Yoni Tserruya: 20:51

So I can give you an example of how we work. There are a few signals in alerts that increase the probability that the company can use Lusha. We’re using department headcount growth. So if we see a sales department that is growing like month over month this the headcount is growing. It’s a good indication that this company is, you know, growing their sales department. They need sales intelligence. And they have a good momentum. So that’s one thing that really serves us. 

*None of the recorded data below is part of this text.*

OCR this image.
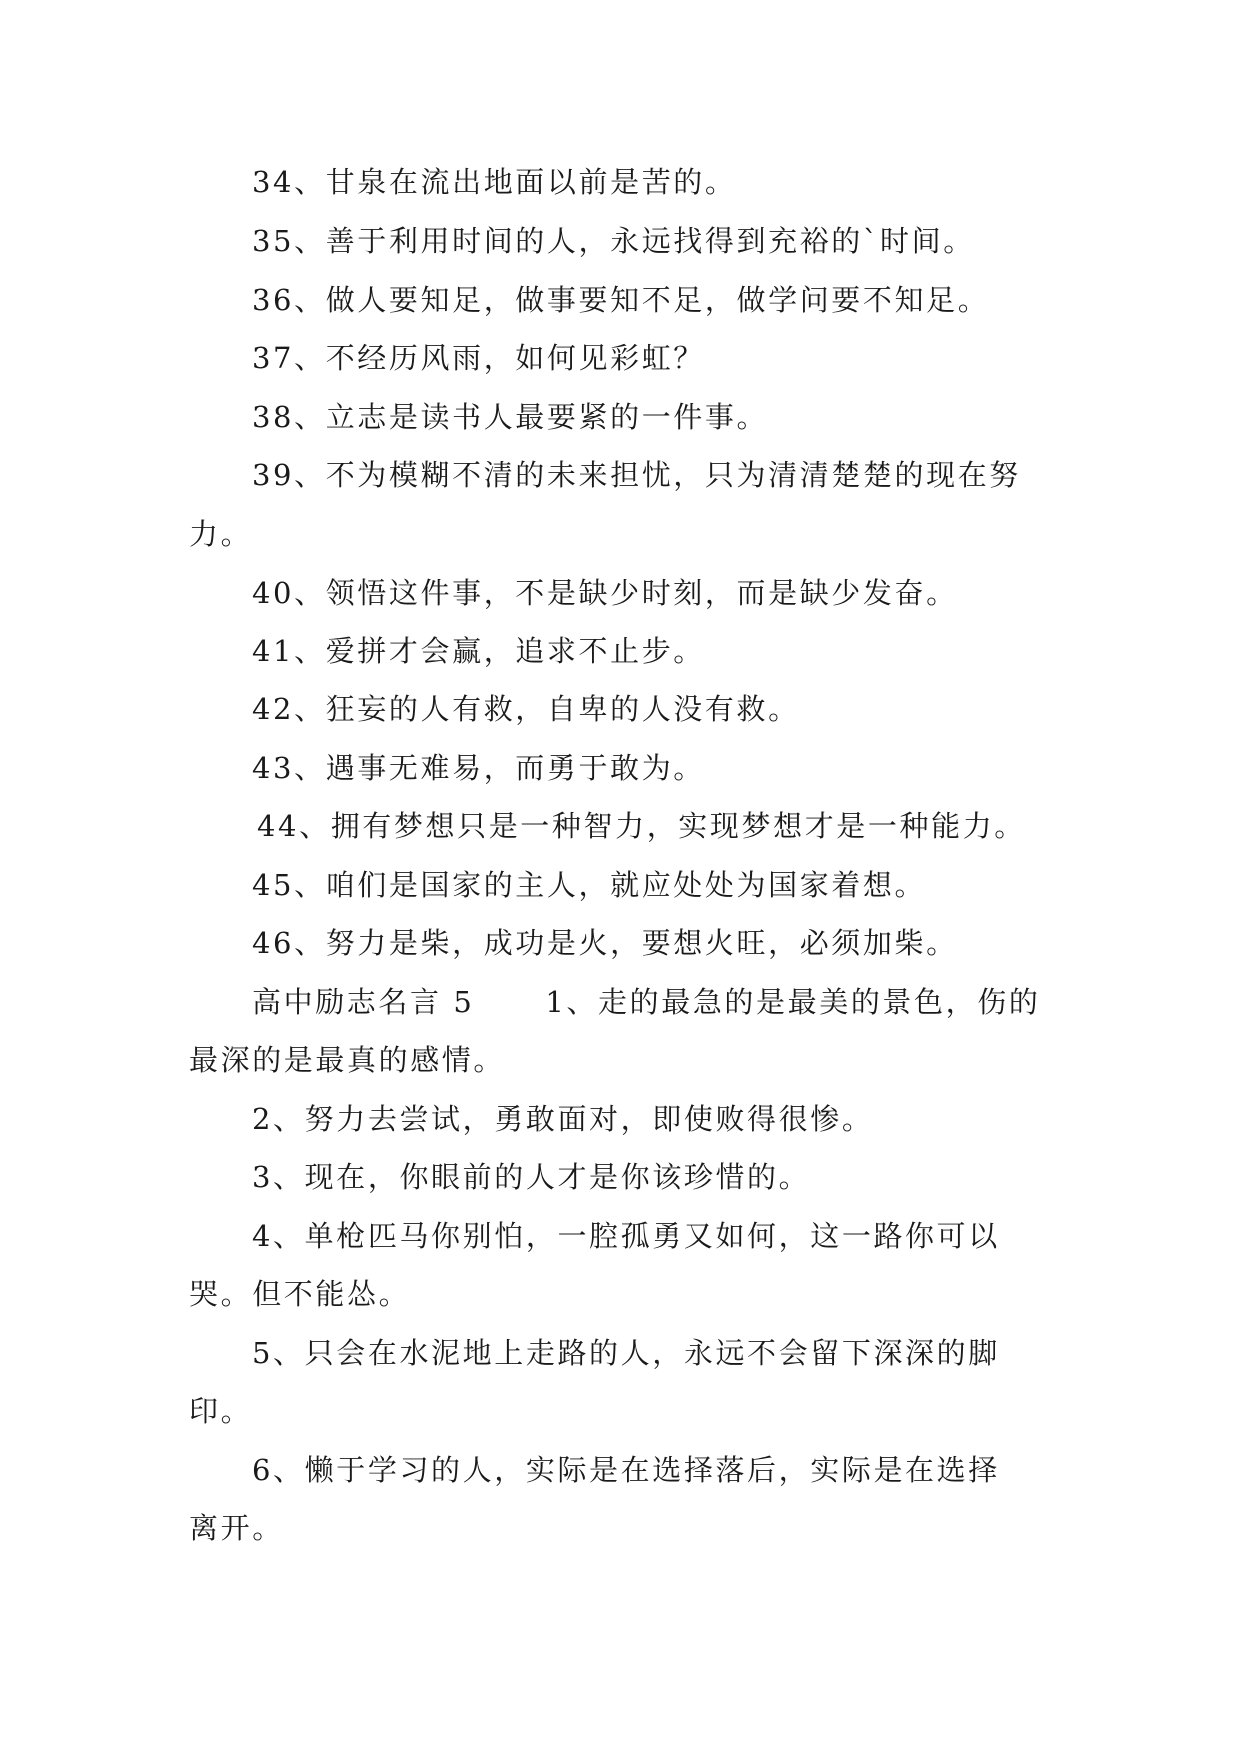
34、甘泉在流出地面以前是苦的。

35、善于利用时间的人，永远找得到充裕的`时间。

36、做人要知足，做事要知不足，做学问要不知足。

37、不经历风雨，如何见彩虹？

38、立志是读书人最要紧的一件事。

39、不为模糊不清的未来担忧，只为清清楚楚的现在努

力。

40、领悟这件事，不是缺少时刻，而是缺少发奋。

41、爱拼才会赢，追求不止步。

42、狂妄的人有救，自卑的人没有救。

43、遇事无难易，而勇于敢为。

44、拥有梦想只是一种智力，实现梦想才是一种能力。

45、咱们是国家的主人，就应处处为国家着想。

46、努力是柴，成功是火，要想火旺，必须加柴。

高中励志名言 5      1、走的最急的是最美的景色，伤的

最深的是最真的感情。

2、努力去尝试，勇敢面对，即使败得很惨。

3、现在，你眼前的人才是你该珍惜的。

4、单枪匹马你别怕，一腔孤勇又如何，这一路你可以

哭。但不能怂。

5、只会在水泥地上走路的人，永远不会留下深深的脚

印。

6、懒于学习的人，实际是在选择落后，实际是在选择

离开。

Another thing can be that just the traffic for the organization is growing. Like we know there is a sales organization, but the traffic for that organization is growing. Another indication can be, you know, they have a lot. They have a pretty big book of business, a pretty big revenue. Then we can understand that, okay. If they have a lot of customers, they also need signals and alerts. So we just try to understand whether this company has a sales organization. It’s growing. And then we can be complimentary service for their needs.

Dr. Jeremy Weisz: 22:03

Yeah I mean I think this is instructive for any company. I know a bunch of companies I’ve talked to. I don’t know if they would know what the signal is. Yeah, right. I’m curious what else have been good signals and alerts for other companies that use you like you mentioned for you obviously increased sales team increase in traffic. I’m curious about some other signals from other companies. And they’re like, this kind of falls into our sweet spot.

Yoni Tserruya: 22:32

I think, you know, the basics are job change alerts. Like someone, some executive changed the role. I think headcount growth is like it’s a big one as well. I think intent in general, if we got an indication that a specific company is searching for your industry or solution in your industry, that can also be an intent. And I think this this signals and alerts is growing.

Dr. Jeremy Weisz: 23:02

We’re about based on the searches from staff of that company. Like when you say they’re looking for the solution, is it pulling in data of what staff are looking for on a certain platform?

Yoni Tserruya: 23:14

Yeah. It’s not that we are aggregating this data, but we are getting that like there are providers that give that. It’s an indication that the company has an interest in specific industry. But I think I think the world of signals and alerts is growing a lot. We’re about to have like 20 different signals in the platform this quarter. And for me, if you ask me, that’s the future of Intelligence, because the more signals you have, then you get the beautiful. The beautiful thing about signals is that they have a time. 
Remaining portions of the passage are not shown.